Battery OEM Chevrolet or OEM Subaru
Subaru OEM batteries can be pretty shit in cold weather. Even the service department at my dealership admits this. I eventually fed up with my Subaru batteries chugging in cold weather and replaced them with Interstate AGM batteries (with more CCA). I haven’t had any troubles since.
Subaru are known for using cheap batteries, winter just makes it even worse. within the first 2 weeks of buying a 2022 Outback, i junked the battery and put in a great aftermarket one.
Wife’s Ascent had a factory battery that last maybe 2 winters. Replaced it was a yellow top and haven’t had any problems since. Subaru even gave us credit for it so that was nice
Have a Chevy Volt. The battery is only good for 22-40 miles depending on outside temp. It gets plugged in at night and costs $14-18 a month. For the past 3 years we have used less then 25 gallons of gas.
Not many cons. The car is much better on electricity than when the gas motor has to kick in. Much quieter and has a bit more throttle response so I don't like it when the battery runs out.
I'm still running on the original battery, which does surprisingly well until subzero temps set in, and then the poor thing just cries a lot and breaks my heart, so I jump it with my Noco and things are fine.
I had this happen in my 2020 outback around 37k miles. Dead battery was the culprit. Fortunately I shut off all my electronics and lights and it had just enough power to get it to restart. I got the battery replaced by Subaru under the extended 5 year warranty from a settlement for premature battery failure. It failed right after my 36k service at the dealer I think the car was about 4 years old at the time.
This happened to me during rush hour on a busy street! 2020 Legacy, they told me it was a known issue with the battery and replaced it for free. It was an incredibly stressful morning though.
I had this problem with my 2019 Forester in stop and go traffic on the Dallas North Tollway. I was able to force the car into park and shut it off and back on manually, and this happened about a half dozen more times before my dealer finally admitted that there was a class action on those batteries. I’ve since had it replaced two additional times under a labor warranty. Like I guess it’s fine because it’s free, but very annoying that I bought a Subaru for reliability and I’m in the shop at least every 9 months for a new battery.
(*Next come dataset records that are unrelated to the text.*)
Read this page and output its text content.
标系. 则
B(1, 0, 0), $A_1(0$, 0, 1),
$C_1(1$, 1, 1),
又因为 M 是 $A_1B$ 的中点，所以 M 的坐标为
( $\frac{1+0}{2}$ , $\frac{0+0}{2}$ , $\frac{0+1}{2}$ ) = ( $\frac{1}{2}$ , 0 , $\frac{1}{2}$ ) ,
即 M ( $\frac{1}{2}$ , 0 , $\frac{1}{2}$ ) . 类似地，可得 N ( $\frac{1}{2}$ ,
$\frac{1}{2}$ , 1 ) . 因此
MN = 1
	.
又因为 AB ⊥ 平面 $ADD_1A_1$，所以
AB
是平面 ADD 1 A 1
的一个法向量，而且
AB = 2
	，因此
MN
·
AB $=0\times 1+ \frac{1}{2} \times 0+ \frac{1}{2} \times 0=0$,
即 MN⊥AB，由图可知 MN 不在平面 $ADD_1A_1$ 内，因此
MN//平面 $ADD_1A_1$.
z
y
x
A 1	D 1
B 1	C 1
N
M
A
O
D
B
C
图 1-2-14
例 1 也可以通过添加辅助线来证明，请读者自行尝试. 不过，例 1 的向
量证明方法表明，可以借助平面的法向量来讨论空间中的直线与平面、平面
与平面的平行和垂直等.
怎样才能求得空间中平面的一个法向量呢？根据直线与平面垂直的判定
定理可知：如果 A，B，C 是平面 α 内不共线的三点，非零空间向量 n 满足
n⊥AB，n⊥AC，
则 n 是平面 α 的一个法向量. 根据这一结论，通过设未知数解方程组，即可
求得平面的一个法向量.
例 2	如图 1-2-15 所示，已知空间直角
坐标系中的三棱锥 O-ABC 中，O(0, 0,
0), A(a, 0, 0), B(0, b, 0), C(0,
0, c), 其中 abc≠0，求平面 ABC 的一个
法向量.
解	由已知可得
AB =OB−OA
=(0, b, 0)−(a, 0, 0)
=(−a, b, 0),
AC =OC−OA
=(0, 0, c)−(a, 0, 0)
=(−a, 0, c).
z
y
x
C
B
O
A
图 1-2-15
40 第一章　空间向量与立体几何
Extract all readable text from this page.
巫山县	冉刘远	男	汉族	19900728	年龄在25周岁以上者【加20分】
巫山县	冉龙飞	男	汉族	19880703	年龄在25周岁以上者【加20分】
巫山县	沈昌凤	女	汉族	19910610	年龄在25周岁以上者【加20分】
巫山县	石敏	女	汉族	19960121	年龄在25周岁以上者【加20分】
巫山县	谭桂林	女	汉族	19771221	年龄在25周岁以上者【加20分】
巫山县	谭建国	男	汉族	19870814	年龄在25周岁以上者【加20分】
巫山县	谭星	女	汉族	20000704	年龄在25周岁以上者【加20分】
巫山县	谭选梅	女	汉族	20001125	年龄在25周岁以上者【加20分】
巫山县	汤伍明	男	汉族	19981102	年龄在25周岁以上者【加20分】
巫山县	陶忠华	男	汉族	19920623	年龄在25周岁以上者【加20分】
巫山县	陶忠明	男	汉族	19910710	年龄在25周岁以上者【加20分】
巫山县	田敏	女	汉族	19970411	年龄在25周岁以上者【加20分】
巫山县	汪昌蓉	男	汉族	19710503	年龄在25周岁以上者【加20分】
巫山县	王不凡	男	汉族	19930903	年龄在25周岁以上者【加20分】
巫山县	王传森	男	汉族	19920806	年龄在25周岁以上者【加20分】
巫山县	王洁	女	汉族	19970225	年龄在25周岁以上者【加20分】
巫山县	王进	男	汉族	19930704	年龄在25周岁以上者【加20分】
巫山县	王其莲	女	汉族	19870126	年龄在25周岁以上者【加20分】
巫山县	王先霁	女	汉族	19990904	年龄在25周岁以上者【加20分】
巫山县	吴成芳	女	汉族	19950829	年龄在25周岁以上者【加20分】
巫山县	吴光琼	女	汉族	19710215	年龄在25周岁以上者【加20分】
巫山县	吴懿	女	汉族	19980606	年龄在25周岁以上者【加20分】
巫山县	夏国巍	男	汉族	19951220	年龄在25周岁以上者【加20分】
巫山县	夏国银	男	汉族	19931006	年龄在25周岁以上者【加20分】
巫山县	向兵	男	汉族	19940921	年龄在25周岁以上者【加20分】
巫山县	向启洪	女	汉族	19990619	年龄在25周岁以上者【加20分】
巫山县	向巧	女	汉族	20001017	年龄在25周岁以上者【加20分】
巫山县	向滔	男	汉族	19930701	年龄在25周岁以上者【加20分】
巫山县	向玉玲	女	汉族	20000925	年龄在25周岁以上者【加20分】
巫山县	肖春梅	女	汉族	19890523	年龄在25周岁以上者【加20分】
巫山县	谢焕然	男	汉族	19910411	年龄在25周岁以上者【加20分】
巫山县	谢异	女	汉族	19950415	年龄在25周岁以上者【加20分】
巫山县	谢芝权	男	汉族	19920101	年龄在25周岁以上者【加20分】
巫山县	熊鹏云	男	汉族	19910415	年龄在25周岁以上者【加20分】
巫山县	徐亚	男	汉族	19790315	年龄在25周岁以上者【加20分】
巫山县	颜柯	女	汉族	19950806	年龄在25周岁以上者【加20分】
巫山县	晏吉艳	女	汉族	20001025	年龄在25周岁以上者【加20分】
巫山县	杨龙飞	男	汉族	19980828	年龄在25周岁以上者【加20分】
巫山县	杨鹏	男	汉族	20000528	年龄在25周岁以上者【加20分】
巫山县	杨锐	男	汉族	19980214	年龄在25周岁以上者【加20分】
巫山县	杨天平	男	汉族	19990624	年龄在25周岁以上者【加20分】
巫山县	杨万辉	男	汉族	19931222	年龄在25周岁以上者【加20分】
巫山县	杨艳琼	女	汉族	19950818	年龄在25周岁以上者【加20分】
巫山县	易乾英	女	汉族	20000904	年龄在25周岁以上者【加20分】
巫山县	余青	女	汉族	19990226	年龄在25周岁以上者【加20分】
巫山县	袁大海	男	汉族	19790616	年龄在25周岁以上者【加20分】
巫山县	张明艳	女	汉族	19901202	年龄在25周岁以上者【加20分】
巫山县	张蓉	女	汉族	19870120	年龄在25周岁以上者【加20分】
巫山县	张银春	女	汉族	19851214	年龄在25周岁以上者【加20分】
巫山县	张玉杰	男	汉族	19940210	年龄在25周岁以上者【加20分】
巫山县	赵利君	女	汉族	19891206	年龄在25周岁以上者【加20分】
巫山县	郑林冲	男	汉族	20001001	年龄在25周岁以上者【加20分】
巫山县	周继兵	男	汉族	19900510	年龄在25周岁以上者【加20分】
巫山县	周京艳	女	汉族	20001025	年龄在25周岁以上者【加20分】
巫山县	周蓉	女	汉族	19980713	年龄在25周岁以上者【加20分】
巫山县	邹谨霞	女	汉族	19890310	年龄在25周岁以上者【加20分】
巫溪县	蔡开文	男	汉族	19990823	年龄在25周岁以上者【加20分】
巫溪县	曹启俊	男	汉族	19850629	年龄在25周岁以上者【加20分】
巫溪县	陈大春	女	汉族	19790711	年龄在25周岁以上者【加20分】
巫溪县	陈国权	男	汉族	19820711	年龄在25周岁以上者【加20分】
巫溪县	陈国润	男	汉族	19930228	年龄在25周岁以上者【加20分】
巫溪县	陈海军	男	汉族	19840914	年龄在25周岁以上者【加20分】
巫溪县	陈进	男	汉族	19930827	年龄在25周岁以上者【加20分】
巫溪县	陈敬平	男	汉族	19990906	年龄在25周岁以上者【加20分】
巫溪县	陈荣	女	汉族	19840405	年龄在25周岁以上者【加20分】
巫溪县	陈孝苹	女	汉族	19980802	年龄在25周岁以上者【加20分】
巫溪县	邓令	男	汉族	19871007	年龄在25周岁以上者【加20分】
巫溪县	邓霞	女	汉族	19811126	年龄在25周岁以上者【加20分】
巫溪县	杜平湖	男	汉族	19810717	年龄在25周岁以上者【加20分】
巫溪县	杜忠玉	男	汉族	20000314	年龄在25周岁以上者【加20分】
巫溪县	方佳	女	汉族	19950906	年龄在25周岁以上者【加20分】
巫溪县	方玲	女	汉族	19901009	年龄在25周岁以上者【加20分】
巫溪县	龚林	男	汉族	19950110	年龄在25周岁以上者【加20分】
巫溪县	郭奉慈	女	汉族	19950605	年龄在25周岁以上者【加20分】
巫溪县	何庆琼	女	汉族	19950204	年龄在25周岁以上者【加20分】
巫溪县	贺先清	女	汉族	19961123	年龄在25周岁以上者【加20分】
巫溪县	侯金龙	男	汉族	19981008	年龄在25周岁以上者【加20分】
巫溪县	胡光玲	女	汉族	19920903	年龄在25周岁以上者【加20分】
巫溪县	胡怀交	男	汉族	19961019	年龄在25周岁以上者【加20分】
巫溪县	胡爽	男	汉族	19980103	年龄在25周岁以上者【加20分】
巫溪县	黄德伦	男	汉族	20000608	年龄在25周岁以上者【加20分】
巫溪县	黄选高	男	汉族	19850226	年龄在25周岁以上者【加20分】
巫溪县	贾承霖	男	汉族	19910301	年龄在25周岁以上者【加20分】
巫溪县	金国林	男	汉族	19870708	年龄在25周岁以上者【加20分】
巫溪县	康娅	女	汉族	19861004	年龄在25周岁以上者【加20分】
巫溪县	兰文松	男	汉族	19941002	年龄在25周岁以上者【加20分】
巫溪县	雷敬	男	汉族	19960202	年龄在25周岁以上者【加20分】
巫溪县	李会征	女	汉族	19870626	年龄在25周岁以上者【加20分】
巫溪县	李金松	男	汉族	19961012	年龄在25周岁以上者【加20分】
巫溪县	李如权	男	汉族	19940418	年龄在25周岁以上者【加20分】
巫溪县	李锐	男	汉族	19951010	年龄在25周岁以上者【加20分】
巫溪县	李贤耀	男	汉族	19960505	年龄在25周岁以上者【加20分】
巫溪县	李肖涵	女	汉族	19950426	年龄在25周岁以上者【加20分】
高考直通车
The auto start/stop failed to start the car today while waiting in a left hand turn lane at a red light in traffic. Potentially dangerous situation for anyone. Fortunately the person behind me got out of his car and pushed my car across two traffic lanes to the right curb. The Subaru dealer told me last week when I had the 42k mile maintenance done that the battery was fine based on a battery test. I had specifically asked for the battery to be checked because the starts sounded weak. Now I’m back at the dealer after the failure incident and the diagnoses is a bad battery. It is not safe to have the car automatically shut down on the road when the battery does not have the power to auto start.
Subaru's factory batteries suck. I've had to replace them in several Subaru's that were only like 2 years old. Doubly tough if the car is just sitting for a period of time between uses.